Sunday was church day. Masses were at 8 a.m. and 10 a.m. and the rest of the day was a quiet, stay-at-home day, unless the family decided to go for a ride in our Studebaker.  Daddy always bought Studebakers. If we stopped at a restaurant, Mother always ordered turkey, and, without fail, told the waitress that she had a disease and could eat only white meat. I never considered it lying because if Mother had a disease, she had a disease, and I had better believe it. If we stayed at home, the Sunday dinner was roast beef, Saturday’s baked bread, and Uncle P. C. Greene.

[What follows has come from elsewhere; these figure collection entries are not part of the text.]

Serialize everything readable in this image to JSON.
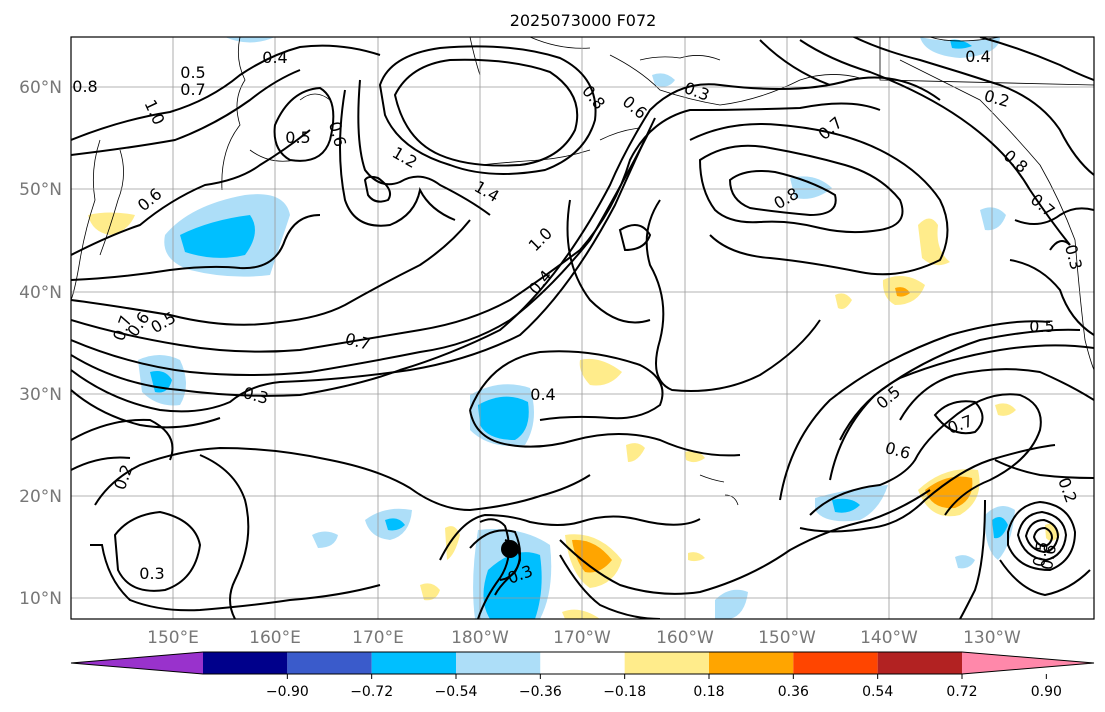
{
  "title": "2025073000 F072",
  "axes": {
    "lat_labels": [
      "60°N",
      "50°N",
      "40°N",
      "30°N",
      "20°N",
      "10°N"
    ],
    "lon_labels": [
      "150°E",
      "160°E",
      "170°E",
      "180°W",
      "170°W",
      "160°W",
      "150°W",
      "140°W",
      "130°W"
    ]
  },
  "colorbar": {
    "colors": [
      "#9932CC",
      "#00008B",
      "#3A5BCB",
      "#00BFFF",
      "#ADDEF8",
      "#FFFFFF",
      "#FFEC8B",
      "#FFA500",
      "#FF4500",
      "#B22222",
      "#FF88AA"
    ],
    "labels": [
      "−0.90",
      "−0.72",
      "−0.54",
      "−0.36",
      "−0.18",
      "0.18",
      "0.36",
      "0.54",
      "0.72",
      "0.90"
    ]
  },
  "contour_labels": [
    "0.8",
    "0.5",
    "0.7",
    "0.4",
    "1.0",
    "0.5",
    "0.6",
    "0.6",
    "0.7",
    "0.6",
    "0.5",
    "1.2",
    "1.4",
    "1.0",
    "0.4",
    "0.7",
    "0.3",
    "0.4",
    "0.2",
    "0.3",
    "0.3",
    "0.8",
    "0.6",
    "0.3",
    "0.7",
    "0.8",
    "0.4",
    "0.2",
    "0.7",
    "0.3",
    "0.5",
    "0.5",
    "0.7",
    "0.6",
    "0.2",
    "0.6",
    "0.5",
    "0.8"
  ],
  "markers": [
    "tropical-cyclone-center"
  ]
}
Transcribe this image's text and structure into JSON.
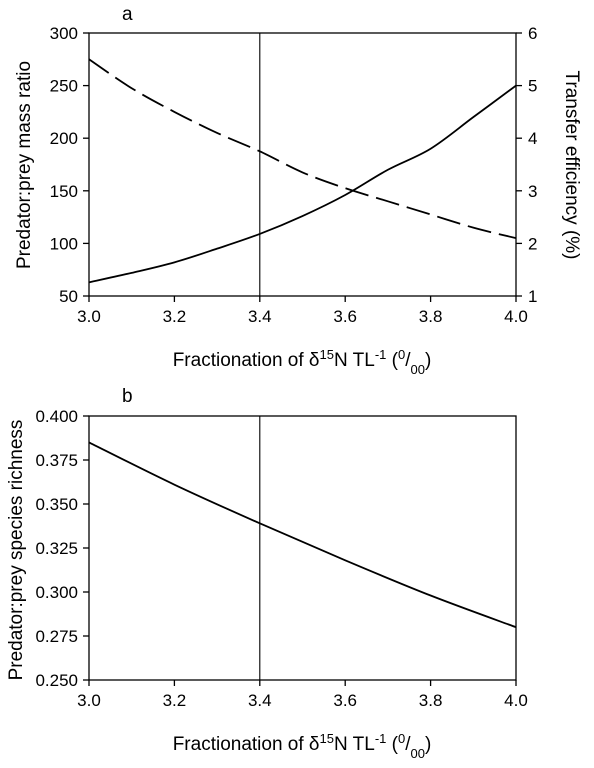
{
  "chart_data": [
    {
      "panel": "a",
      "type": "line",
      "xlabel": "Fractionation of δ15N TL-1 (0/00)",
      "ylabel": "Predator:prey mass ratio",
      "y2label": "Transfer efficiency (%)",
      "xlim": [
        3.0,
        4.0
      ],
      "ylim": [
        50,
        300
      ],
      "y2lim": [
        1,
        6
      ],
      "xticks": [
        "3.0",
        "3.2",
        "3.4",
        "3.6",
        "3.8",
        "4.0"
      ],
      "yticks": [
        "50",
        "100",
        "150",
        "200",
        "250",
        "300"
      ],
      "y2ticks": [
        "1",
        "2",
        "3",
        "4",
        "5",
        "6"
      ],
      "vline_x": 3.4,
      "series": [
        {
          "axis": "left",
          "style": "solid",
          "x": [
            3.0,
            3.1,
            3.2,
            3.3,
            3.4,
            3.5,
            3.6,
            3.7,
            3.8,
            3.9,
            4.0
          ],
          "values": [
            63,
            72,
            82,
            95,
            109,
            126,
            146,
            170,
            190,
            220,
            250
          ]
        },
        {
          "axis": "right",
          "style": "dashed",
          "x": [
            3.0,
            3.1,
            3.2,
            3.3,
            3.4,
            3.5,
            3.6,
            3.7,
            3.8,
            3.9,
            4.0
          ],
          "values": [
            5.5,
            4.95,
            4.5,
            4.1,
            3.75,
            3.35,
            3.05,
            2.8,
            2.55,
            2.3,
            2.1
          ]
        }
      ]
    },
    {
      "panel": "b",
      "type": "line",
      "xlabel": "Fractionation of δ15N TL-1 (0/00)",
      "ylabel": "Predator:prey species richness",
      "xlim": [
        3.0,
        4.0
      ],
      "ylim": [
        0.25,
        0.4
      ],
      "xticks": [
        "3.0",
        "3.2",
        "3.4",
        "3.6",
        "3.8",
        "4.0"
      ],
      "yticks": [
        "0.250",
        "0.275",
        "0.300",
        "0.325",
        "0.350",
        "0.375",
        "0.400"
      ],
      "vline_x": 3.4,
      "series": [
        {
          "axis": "left",
          "style": "solid",
          "x": [
            3.0,
            3.2,
            3.4,
            3.6,
            3.8,
            4.0
          ],
          "values": [
            0.385,
            0.361,
            0.339,
            0.318,
            0.298,
            0.28
          ]
        }
      ]
    }
  ]
}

Uncle P. C. was a jeweler, not in competition with Cartier or Tiffany, but, nevertheless, a jeweler. Across the front window of his small jewelry store in Lonaconing was a sign that read P C — and a six-inch slash of green paint. He just happened to drop by every Sunday always wearing a high, stiff white collar, a black suit, probably the only one he owned. As soon as he arrived and settled himself, he’d take out his gold pocket watch, check the time, and insist that I play “Over the Waves” on the upright, Kingsbury, cherry piano. Every Sunday I told Uncle P. C. (my mother’s uncle not mine) that I didn’t know this selection so he listened to some other piece. I hated this Sunday ritual, but he lured me on with a promise of a diamond ring for my eighteenth birthday and a larger one each following year. I did get one diamond, but it was so small that I would have had to live hundreds of years before anybody would have noticed. He was an uninvited Sunday-after-Sunday supper guest, but he was family, and I can still catch a glimpse of this old man who sat quiet, smiling, almost uncommunicative, within the shadow of my mother who could say without hesitation, “Oh, hell’s fire, here comes Uncle Pete,” and then meet him at the door with tenderness and sadness.